2013-09-17 06:30:00 | ノンジャンル
 吉田喜重さんの'98年作品『小津安二郎の反映画』を読みました。
 「結び 限りなく開かれた映像」から引用させていただくと、「小津さんの映画を語ることは、たしかに容易ではない。語りたいという欲望を誰しもが抱きながら、かえってそのことの難しさに深く傷つき、ついにはなにごとも語ったこととはならない。小津さんらしいという同語反復的な表現にたよらざるをえなかっただろう。(改行、中略)それが徒労であることをじゅうぶん知りながら、春の野の逃げ水を追うかのように小津さんの映画について語り、わたし自身こうした記述を試みてきた。もちろん他人でしかないわたしに、小津さんの内面といったものが把握できると信じるのであれば、それほど愚かな自負もなかっただろう。われわれの俗なる凡庸さを愛した小津さんであれば、そうした人間の思い上がりを失笑したに違いない。(改行)だが生前における小津さんとの、あの二度の思い出がそうさせるのだろうが、わたし自身が小津さんの亡くなった年齢に行きつくのを待つようにして、こうした記述を始めたのである。

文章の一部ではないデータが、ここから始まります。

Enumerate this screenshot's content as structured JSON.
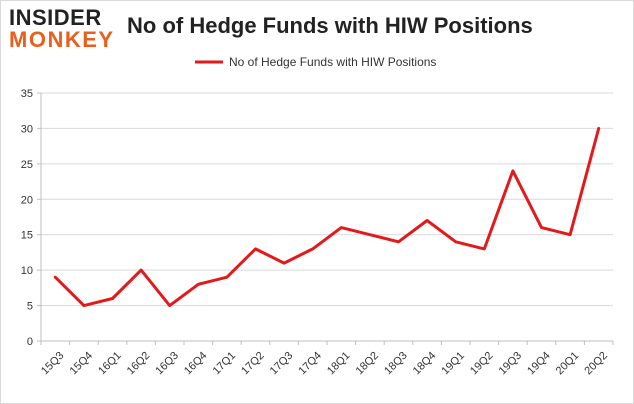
{
  "logo": {
    "line1": "INSIDER",
    "line2": "MONKEY"
  },
  "colors": {
    "series": "#e31a1c",
    "grid": "#d9d9d9",
    "axis": "#bfbfbf",
    "text": "#333333",
    "logo_accent": "#e8601c"
  },
  "chart_data": {
    "type": "line",
    "title": "No of Hedge Funds with HIW Positions",
    "xlabel": "",
    "ylabel": "",
    "categories": [
      "15Q3",
      "15Q4",
      "16Q1",
      "16Q2",
      "16Q3",
      "16Q4",
      "17Q1",
      "17Q2",
      "17Q3",
      "17Q4",
      "18Q1",
      "18Q2",
      "18Q3",
      "18Q4",
      "19Q1",
      "19Q2",
      "19Q3",
      "19Q4",
      "20Q1",
      "20Q2"
    ],
    "series": [
      {
        "name": "No of Hedge Funds with HIW Positions",
        "values": [
          9,
          5,
          6,
          10,
          5,
          8,
          9,
          13,
          11,
          13,
          16,
          15,
          14,
          17,
          14,
          13,
          24,
          16,
          15,
          30
        ]
      }
    ],
    "ylim": [
      0,
      35
    ],
    "yticks": [
      0,
      5,
      10,
      15,
      20,
      25,
      30,
      35
    ],
    "grid": true,
    "legend_position": "top-center"
  }
}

みずからの老いと戯れ、しかも死をも諧謔のうちに受け入れようとした晩年の小津さんであれば、わたし自身がそれと同じ年齢に達しないかぎり、その作品についてなにも語りえないように思えたからであった。(改行)そしていま5年に近い歳月が過ぎ去り、これだけ長い時間をいつしか費やしてしまったのは、小津作品について語ることが至難だというだけではなく、いつまでも語りつづけたいという気持ちがわたし自身のなかで強く作用したからに違いない。(改行)もし語りつくしてしまえば小津さんの映画は、あるかなきかに揺らめく春の逃げ水のように、もはや彼方に遠ざかることもなく、わたし自身の言葉によって捉えられ、独自に読み解かれるあまり、その映像は自由を奪われて息も絶えだえにわれわれの前に横たわるだけだろう。(改行)従って小津作品について記述することは、それを終わりなきものとして限りなく語りつづけながら、そのことをみずから楽しむしかなかった。事実、ひとつの映像について解読ができたとしても、ただちに相反する解読が思いあたるといった反復とずれこそが、その作品を見ることの至福にも似た歓びにほかならなかったのである。(改行)それにしても小津さんの映画がただならぬものであり、きわめて難解に感じられるとすれば、それは映画の表現しようとしていること自体が理解に苦しむからではなかった。むしろいずれの作品も平明すぎるとしか言いようのない家族ドラマであり、結婚による父と娘の離別といったストーリーが伝えようとする意味は、誰しもが迷わずに把握できるものであった。だがそれを表現する手立てとなると、われわれはその底知れない異様さに戸惑い、足もとをすくわれでもしたような不安感を抱かざるをえなかったのである。そしてなぜ小津さんがこうした気の許せない、歪みのある表現方法にこだわるのか、その真意があまりにも不明であることが、作品を限りなく難解にしていると言うほかない。(改行)しかしながら小津さんの映画を支えている独自な手法といったものを語ることは、さほど難しいことではなかっただろう。おびただしい反復とずれに徹した描写、あえて凡庸さを示すかのような並列的に接続された筋立て、ロー・ポジションに位置づけられたカメラ、正面を向きながら不自然なまでに視線を宙に漂わす俳優、感情のリズムを封じられてモノローグ風に語られる科白。だがこうした指摘がその作品について、どれほどのことを語ったことになるというのだろうか。(改行)たしかにこうした小津さんらしいとしか言いようのない表現は、多くの映画監督が求める美の感覚、リアリティの獲得、劇的なカタルシスへの到達、そして観客自身による感情移入といった、映画の魅惑と陶酔をもたらす手立てを壊しかねないものであった。そうした危険をじゅうぶん知りながら、なぜ小津さんは映画の文法に背を向け、その異化をはかろうとする負の表現にこだわりつづけたのだろうか。たえずおだやかな家族ドラマを作ることのみを考えいる、もっとも保守的な人であると思われる小津さんが、なぜこのようなただならぬ表現を試みつづけるのか、それはついに解きえない謎と言うほかなかったのである。(後略)」
 とうことで、私は最初の数十ページを読んだところで、先を読むのを断念してしまいました。蓮實先生の文章をさらさらと読める方なら楽しめる本だと思います。